# why do some amps pick up noise when others dont?



## JAX (Jun 2, 2006)

ive been pretty lucky in that I have rarely had any noise or whine in my systems. 

that was till yesterday...then I had a bad case of it and it was way intolerable. amp was a new from 2011+ US AMPS VLX-4150...serial # 0128 direct from us amps /re audio. supposed to be great amp...well so far just great at picking up so much noise I cant stand to have car on if its plugged in.

so I removed it and put back the pioneer ICE class D amp and noise dissappeared. 

Ive had that only one other time in different car...

if it goes away when amp is swapped is that generally the amp? its not something I have dealt with before.


----------



## TrickyRicky (Apr 5, 2009)

So is it a US Amps or RE Audio brand?

Probably doesn't matter as both are own by Maxxsonics.


----------



## JAX (Jun 2, 2006)

TrickyRicky said:


> So is it a US Amps or RE Audio brand?
> 
> Probably doesn't matter as both are own by Maxxsonics.

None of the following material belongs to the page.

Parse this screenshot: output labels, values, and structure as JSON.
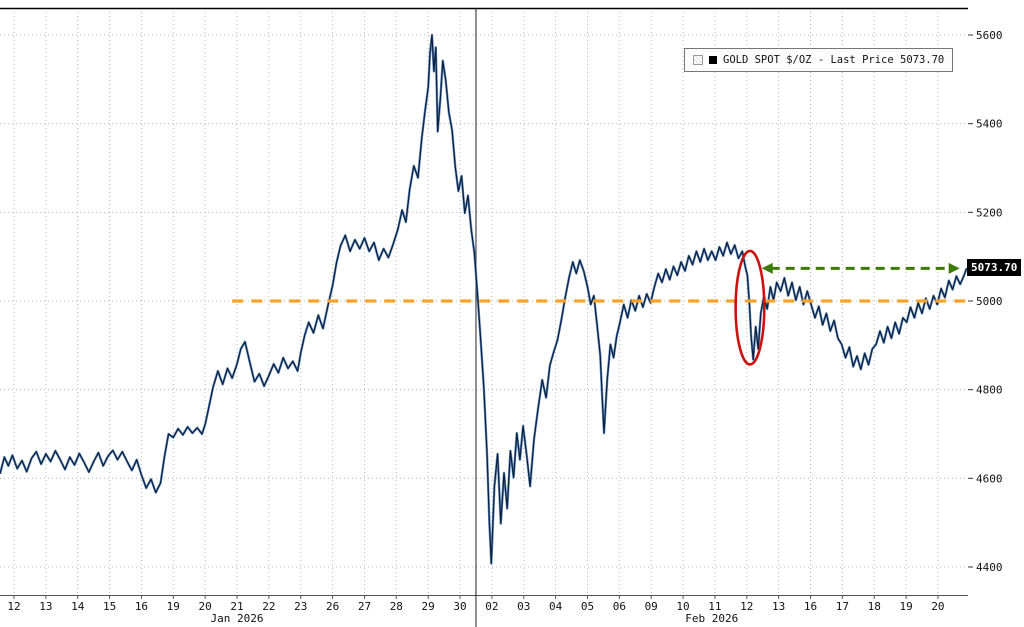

this was right when they were bought. 2010 it was released. before the ugly cheap terminator amps that nobody liked that were overated. 

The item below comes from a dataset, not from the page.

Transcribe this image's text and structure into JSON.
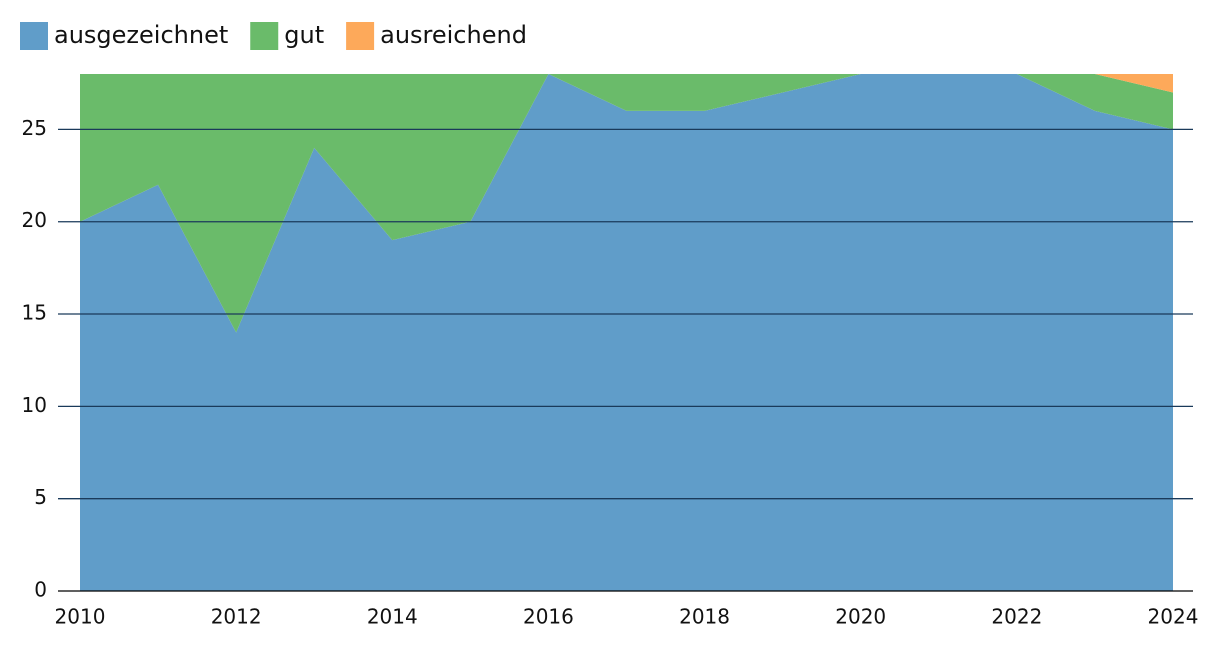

this was if I am not mistaken their last expensive amp. its really nice and not at all like the junk they make now. looks a little like a zed amp..crossed with an old US AMps amp. 

anyhow, Dave is telling me it may have had some parts go bad since its supposed to be new and has been sitting on a shelf or something for a while at US Amps/RE


----------



## arsus88 (May 2, 2015)

may need to be added so that its mass is reduced noisenya


----------



## 1styearsi (Aug 13, 2012)

i had that happen to me once.sold it to a guy he never had a problem.
i never did figure out what the problem was.
in my car no other amp did it?


----------



## gstokes (Apr 20, 2014)

JAX said:


> ive been pretty lucky in that I have rarely had any noise or whine in my systems.
> 
> that was till yesterday...then I had a bad case of it and it was way intolerable. amp was a new from 2011+ US AMPS VLX-4150...serial # 0128 direct from us amps /re audio. supposed to be great amp...well so far just great at picking up so much noise I cant stand to have car on if its plugged in.
> 
> ...


Amplifiers don't generally pickup noise, the interconnects are usually the source of any induced noise such as GLI or Ground Loop Interference, if an amp is noisy it's usually the result of a defective or ineffective muting circuit but some amps will hiss when they are turned on with no signal applied to the pre amp stage..


----------



## lpreston (Dec 29, 2006)

I had an Autotek that didn't like where it was grounded (seat bolt). Moved it to another bolt (other seat) and all was well.


----------



## Victor_inox (Apr 27, 2012)

NOise is almost always problem with ground, 99.99% of the time.


----------



## seedlings (Jul 6, 2015)

JAX said:


> ive been pretty lucky in that I have rarely had any noise or whine in my systems.
> 
> that was till yesterday...then I had a bad case of it and it was way intolerable. amp was a new from 2011+ US AMPS VLX-4150...serial # 0128 direct from us amps /re audio. supposed to be great amp...well so far just great at picking up so much noise I cant stand to have car on if its plugged in.
> 
> ...


Please watch this video. Balanced, unbalanced inputs and twisted and coax RCAs.

https://youtu.be/QOagVDZLQnA

CHAD


----------



## lpreston (Dec 29, 2006)

seedlings said:


> Please watch this video. Balanced, unbalanced inputs and twisted and coax RCAs.
> 
> https://youtu.be/QOagVDZLQnA
> 
> CHAD


Thanks for the link. Good info.


----------



## Canada1869 (May 23, 2014)

Great info. 

This makes sense why I haven't been able to track down the noise in my system. I've been running twisted pair cables on a single ended input. Guess the car in coming apart this weekend.

Sent from my Nexus 5 using Tapatalk


----------